Eskalasi Tanpa Batas: Mengapa Warganet Khawatir?

Situasi kian memanas setelah serangkaian serangan yang dilakukan oleh Israel dan Amerika Serikat terhadap objek-objek vital di Iran. Tak tinggal diam, Iran membalas dengan menyerang pangkalan militer AS yang berada di Uni Emirat Arab (UEA) dan Qatar.

Aksi saling balas ini memicu gelombang kekhawatiran di jagat maya. Tagar seputar Perang Dunia III (WWIII) kembali mencuat karena keterlibatan kekuatan-kekuatan besar dunia yang memiliki aliansi strategis di berbagai belahan bumi.

Apa yang Bisa Kita Lakukan sebagai WNI?

Di tengah ketidakpastian ini, Indonesia sebagai negara dengan prinsip politik luar negeri "Bebas Aktif" memiliki posisi yang unik. Namun, sebagai warga negara, ada beberapa hal krusial yang bisa kita lakukan:

1. Mendukung Kebijakan Perdamaian & Anti-Nuklir

Sebagai WNI, Kita harus mendukung segala bentuk upaya perdamaian agar konflik tidak berlanjut

Terlebih teknologi sekarang semakin canggih, dan senjata nuklir yang dimiliki tiap-tiap negara sudah semakin maju. Jika terjadi perang nuklir akan lebih banyak sipil yang menderita

Walaupun Indonesia jauh dari kata terlibat dan akan terhindar, namun perang nuklir akan mengakibatkan fenomena yang bernama Nuclear Winter yang akan berimbas ke hampir semua sektor kehidupan

2. Mempelajari Survival Skill 

Bersiap menghadapi kemungkinan buruk yang terjadi dengan mempelajari survival skill untuk bertahan hidup di kondisi darurat

Meski semua itu belum tentu terjadi, tidak ada yang salah untuk bersiap sejak dini, gengs. 

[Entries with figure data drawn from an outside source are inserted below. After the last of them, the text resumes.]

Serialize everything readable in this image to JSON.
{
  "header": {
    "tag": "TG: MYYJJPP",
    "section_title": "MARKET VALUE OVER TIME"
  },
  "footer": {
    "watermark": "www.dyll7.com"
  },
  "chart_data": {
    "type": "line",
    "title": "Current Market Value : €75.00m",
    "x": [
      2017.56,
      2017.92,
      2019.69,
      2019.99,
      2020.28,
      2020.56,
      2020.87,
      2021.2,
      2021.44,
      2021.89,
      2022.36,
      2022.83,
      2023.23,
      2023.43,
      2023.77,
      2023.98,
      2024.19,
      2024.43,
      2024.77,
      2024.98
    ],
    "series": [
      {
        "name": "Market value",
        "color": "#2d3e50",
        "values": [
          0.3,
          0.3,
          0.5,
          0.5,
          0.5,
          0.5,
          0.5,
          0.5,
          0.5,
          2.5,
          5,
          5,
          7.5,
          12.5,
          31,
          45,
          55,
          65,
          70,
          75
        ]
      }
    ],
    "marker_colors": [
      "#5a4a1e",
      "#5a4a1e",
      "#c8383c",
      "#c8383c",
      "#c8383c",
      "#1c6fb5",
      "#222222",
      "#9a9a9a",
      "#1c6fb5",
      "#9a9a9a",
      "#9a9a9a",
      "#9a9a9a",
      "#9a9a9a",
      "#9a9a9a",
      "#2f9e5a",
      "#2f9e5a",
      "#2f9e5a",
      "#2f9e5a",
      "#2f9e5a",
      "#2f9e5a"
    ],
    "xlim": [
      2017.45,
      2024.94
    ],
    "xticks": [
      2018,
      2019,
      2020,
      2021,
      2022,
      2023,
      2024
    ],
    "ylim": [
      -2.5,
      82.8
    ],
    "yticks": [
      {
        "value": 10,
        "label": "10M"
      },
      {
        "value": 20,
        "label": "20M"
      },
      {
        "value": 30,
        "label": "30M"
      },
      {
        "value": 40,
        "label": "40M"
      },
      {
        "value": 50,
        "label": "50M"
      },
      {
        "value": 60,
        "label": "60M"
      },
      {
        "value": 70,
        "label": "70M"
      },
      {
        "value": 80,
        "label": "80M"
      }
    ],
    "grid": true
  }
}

3. Menjaga dan Memperkuat Persatuan Bangsa

Sejarah membuktikan bahwa saat terjadi krisis global, kekuatan utama sebuah negara adalah rakyatnya. Jika Perang Dunia III benar-benar terjadi, satu-satunya pihak yang bisa kita andalkan adalah saudara sebangsa. Menjaga persatuan dan tidak mudah terprovokasi oleh disinformasi adalah kunci agar internal bangsa tetap kokoh saat dunia luar sedang kacau.

Indonesia Termasuk Negara Aman

Meskipun situasi tampak gelap, ada kabar sedikit melegakan bagi kita yang berada di tanah air. Dilansir dari Metro UK, Indonesia masuk ke dalam jajaran 11 negara yang dianggap paling aman untuk ditinggali jika Perang Dunia III pecah. Posisi geografis dan netralitas politik menjadi faktor utama.

Daftar 11 Negara Paling Aman Menurut Metro UK: 

1. Antartika

2. Islandia

3. Selandia Baru

4. Swiss

5. Indonesia

6. Tuvalu

7. Argentina

8. Bhutan

9. Chili

10. Fiji

11. Afrika Selatan

Mari kita berharap agar diplomasi tetap menang di atas ambisi peperangan. Namun, tidak ada salahnya untuk tetap waspada, bersatu, dan terus menyuarakan perdamaian dari sudut manapun kita berada, gengs!